A few days ago, Twitter asked all of its users to change their passwords. The reason they did that was that they found a bug in their system that made an internal log file store passwords in an unencrypted form. That means a hacker who got hold of that file would know everyone’s passwords.
That’s pretty bad, particularly with all of the Twitter hacking and spoofing that’s been going happening lately, but it’s even worse when you consider how people use passwords. Remembering a good password is hard. For example, the password 7wpwfmkMWf is strong but it’s very hard to remember.
That means many people either use easy to guess passwords such as names or birthdates, or they use one or two stronger passwords for multiple systems. What a hacker might do is steal your Twitter password and then try to use it on other sites such as Gmail, Hotmail, Apple, PayPal, Capital One, Citibank, and others.
Having someone steal your Twitter password is annoying. Having them use that password to plunder your online bank account would be catastrophic!
All of this raises a couple of important questions such as:
- Why were the Twitter passwords stored in an unencrypted form?
- Why didn’t Twitter expire all of the passwords?
- How can you use multiple strong passwords safely?
Why were the Twitter passwords stored in an unencrypted form?
The short answer is, “They should not have been.” This is basic cryptography. You should never store a password in unencrypted form. Never, ever store unencrypted passwords in a file even if you know that the file is on a secure system. Over the last few years, literally millions of passwords have been compromised because the files that a company thought were secure were lost or stolen.
Ideally, you shouldn’t even have an unencrypted password sitting inside the program for longer than absolutely necessary. A program should take the user’s password, encrypt it, see if it matches a stored encrypted version of the password, and then clear the memory holding the unencrypted version.

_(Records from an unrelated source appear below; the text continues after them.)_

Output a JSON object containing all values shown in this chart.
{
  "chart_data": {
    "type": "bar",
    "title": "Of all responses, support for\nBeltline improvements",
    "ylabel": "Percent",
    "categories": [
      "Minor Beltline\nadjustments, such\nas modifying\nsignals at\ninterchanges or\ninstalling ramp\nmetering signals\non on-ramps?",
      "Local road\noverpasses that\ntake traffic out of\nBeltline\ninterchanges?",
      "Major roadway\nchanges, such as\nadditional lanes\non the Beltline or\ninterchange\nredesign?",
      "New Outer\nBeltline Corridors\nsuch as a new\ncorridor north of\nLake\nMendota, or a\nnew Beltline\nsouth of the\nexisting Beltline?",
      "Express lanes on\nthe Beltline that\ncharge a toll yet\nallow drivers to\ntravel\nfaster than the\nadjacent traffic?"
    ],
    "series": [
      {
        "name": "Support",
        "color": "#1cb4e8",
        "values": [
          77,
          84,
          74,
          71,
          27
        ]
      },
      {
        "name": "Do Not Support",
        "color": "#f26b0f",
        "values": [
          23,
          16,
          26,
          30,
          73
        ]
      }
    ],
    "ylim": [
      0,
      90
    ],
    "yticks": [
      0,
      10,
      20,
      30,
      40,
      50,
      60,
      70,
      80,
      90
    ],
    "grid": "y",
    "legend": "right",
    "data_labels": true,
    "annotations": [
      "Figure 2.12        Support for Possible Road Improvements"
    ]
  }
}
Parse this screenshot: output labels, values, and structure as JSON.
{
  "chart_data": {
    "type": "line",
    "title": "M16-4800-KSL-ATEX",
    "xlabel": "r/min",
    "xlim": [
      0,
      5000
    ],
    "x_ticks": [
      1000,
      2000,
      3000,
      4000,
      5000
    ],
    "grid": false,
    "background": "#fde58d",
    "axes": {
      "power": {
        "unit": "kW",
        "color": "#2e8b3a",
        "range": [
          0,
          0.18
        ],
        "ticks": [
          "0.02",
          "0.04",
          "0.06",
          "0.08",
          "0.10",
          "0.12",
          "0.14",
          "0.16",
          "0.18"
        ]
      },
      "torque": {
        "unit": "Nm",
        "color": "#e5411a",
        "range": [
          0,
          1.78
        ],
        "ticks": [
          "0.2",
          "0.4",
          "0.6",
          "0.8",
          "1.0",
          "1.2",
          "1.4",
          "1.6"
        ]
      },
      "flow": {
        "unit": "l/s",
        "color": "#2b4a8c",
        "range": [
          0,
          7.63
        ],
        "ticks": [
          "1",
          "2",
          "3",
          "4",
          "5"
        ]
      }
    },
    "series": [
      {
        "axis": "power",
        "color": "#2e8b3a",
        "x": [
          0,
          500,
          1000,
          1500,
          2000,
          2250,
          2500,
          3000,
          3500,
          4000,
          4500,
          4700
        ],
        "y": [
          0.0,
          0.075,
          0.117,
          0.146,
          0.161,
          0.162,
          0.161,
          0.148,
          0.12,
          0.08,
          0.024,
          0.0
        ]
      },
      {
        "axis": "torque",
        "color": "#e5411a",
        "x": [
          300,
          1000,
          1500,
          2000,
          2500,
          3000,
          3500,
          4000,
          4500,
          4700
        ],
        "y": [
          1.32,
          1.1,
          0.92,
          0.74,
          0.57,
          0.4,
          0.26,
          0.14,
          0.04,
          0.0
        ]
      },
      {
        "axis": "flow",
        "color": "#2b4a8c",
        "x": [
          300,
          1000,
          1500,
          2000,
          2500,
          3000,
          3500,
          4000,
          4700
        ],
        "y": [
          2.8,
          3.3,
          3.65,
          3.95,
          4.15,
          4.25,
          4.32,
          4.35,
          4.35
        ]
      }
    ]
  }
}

Just a few days before the Twitter announcement, I posted the example Make the user enter a password to use a program in C#, which uses that approach. Download it to see the details. It isn’t hard.
Another approach that you can use in C# is to try to use the password entered by the user to open a database or other tool that has its own password system. Then you can piggyback on that system’s password system. I’ll post an example that does this in the next few days, too.
Why didn’t Twitter expire all of the passwords?
Normally when a web site thinks passwords may be vulnerable, it expires all of the users’ passwords so they must reset them the next time they log in. This is fairly common and users don’t mind too much because (1) it’s not terribly hard and (2) they know the alternative is that their password could be compromised.
The fact that Twitter did not do this makes me wonder if they have that capability. Twitter passwords do not normally expire. Perhaps the Twitter engineers did not forsee the need. I can understand that, but we should learn from this incident. Even if you don’t think you need make passwords expire after a certain amount of time, it may be worth building a mechanism to flag a password as expired so the user needs to create a new one.
How can you use multiple strong passwords safely?
This has been a problem as long as there have been passwords. Here are three examples where I have run into bad password management.
One time I visited a secure company data processing site. Sometimes the clerks needed to do something relatively advanced that required manager approval. When the software was written, the manager would sign in and make the change. Over time, this sort of thing became so common that it was a big hassle for the manager. To make things easier, they simple wrote the manager’s password on a white board so everyone could use it. Now anyone could do anything without any effective record. (At least that room was designed intentionally without any windows so bad guys couldn’t peek in and steal the password.)
At similar data centers, I have often seen passwords posted in users’ cubicles on sticky notes or taped inside drawers where they were easy to find.
Finally, as an experiment, I once took my company’s encrypted password database and tried attacking it. It was a very simple attack where my program tried entering the users’ names and common words from a small dictionary as passwords. I was shocked when the program guessed about a third of the passwords in the database. If Twitter’s 330 million users have similarly bad passwords, that means a hacker could easily guess about 110 million of them!
And remember, as I said earlier, many users pick the same passwords for multiple systems. If a hacker can guess 110 million passwords, many of them may also give access to more sensitive web sites than Twitter.
So what can you do about it? First, always use strong passwords. I’ve written a couple examples that generate good passwords. (And I’ll post a new one in a day or two.) For example, see Use cryptographic methods to generate random passwords in C#.
Second, use a different password for every account.
Unfortunately, if a password is strong, then it is also hard to remember. In order to keep track of multiple strong passwords, use a password manager. You can buy them or download them for free. (Although I don’t know if you should trust one that you download for free.) The example Make a password manager in C# shows how to make a simple password manager in C#. A password manager lets you use a single strong password (which you need to remember–sorry) to access all of your other passwords.
Here are the lessons to take away.
- Never store unencrypted passwords in a file.
- Limit the amount of time that an unencrypted password is present inside your code.
- Use strong passwords!
- Use different passwords for every system.
- Use a password manager to keep track of your many strong passwords. (I have about 280 passwords in my password manager.)